I have been following many of these posts throughout the year reading and learning about this tragic illness and each and every one of your experiences. Although I want to encourage everyone to continue fighting and staying strong, I thought it would be appropriate to post that my beautiful mother passed away on December 4th. I have yet to come to terms with her passing, it happened so suddenly (which in one way is a blessing; they were going to give her more iv's/insert a catheter etc) and I never got the opportunity to really say good bye (she was in and out of consciousness) and to learn about her final wishes. My mom was young at the time of her passing, 46 years old to be exact, and wanted to live more than anything in this world. Even during her final moments she fought for her last breath and in fact the morning of she was able to stand on her own two feet and swallow food/water.
So with a heavy heart, I am writing to all of you for a number of reasons. Many of you on this forum completely avoid the topic of death (which is understandable as we did the same) but now looking back at this situation I had wished I spent a little more time talking about end of life with my mom, learning about her wishes, and just preparing somewhat for a goodbye. Although she is in my heart forever I know that it might have bee a little easier for her had I let her know that my brother and I were going to be okay (we lost our father in a car accident many years ago and my brother is now 18) as I know that was her biggest concern. Every night before bed she would tell me that she would pray to god to not separate her from her children and so now a part of me wishes I could've brought her that comfort of knowing that we were going to be okay. Although I was by her side as she took her final breath and communicated that it was okay to let go I felt that had we discussed "death" it might've given me more closure. I know many of you are parents on this forum and I have read about some of your concerns regarding your children, and although I am in no position to tell anyone what to do or how to live their lives I feel as though it is a very important subject to discuss because you never know what tomorrow may bring. My mom was such a fighter and even though I knew she wasn't doing so well, it was just so unthinkable to imagine life without her that when it happened I realized I missed a lot of signs etc.

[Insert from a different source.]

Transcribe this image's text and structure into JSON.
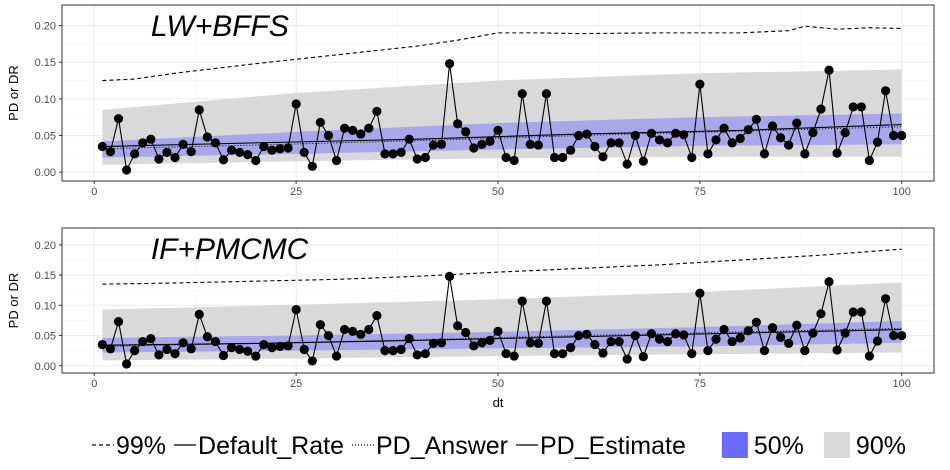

Also, I wanted to share something with all of the newcomers to this site and for those that were recently diagnosed. My mom was a stage 4 ICC patient that had a 9x8cm tumour and had lymph node involvement which later spread to her lungs. She did very well on gem/cis and then the cancer came back in action which led to a very diseased liver, her trying Xeloda etc. In November we decided to pursue natural medicine, but at that time it was to late. We met some incredible naturopaths in Toronto and for those of you that are living in Ontario, Canada I would urge you all to contact me at firstname.lastname@example.org so that I can share some of the things I learned throughout my journey with my mother and possibly help someone else. We were using cannabis oil, vitamin c iv's and DCA … the naturpath that she was seeing had incredible results for pancreatic and bile duct patients so please do not hesitate to reach out to me.
Thank-you to everyone who helped answer some of my questions on this forum and I wish each of you a life full of happiness, love, and health (first and far most). Please try to enjoy your lives and your families as much as possible, go on the vacations you always wanted to go on, see your friends, etc because you never know what tomorrow may bring. Once again, best of luck to all of you and should any of you have any questions or would just like to talk please feel free to reach out to me.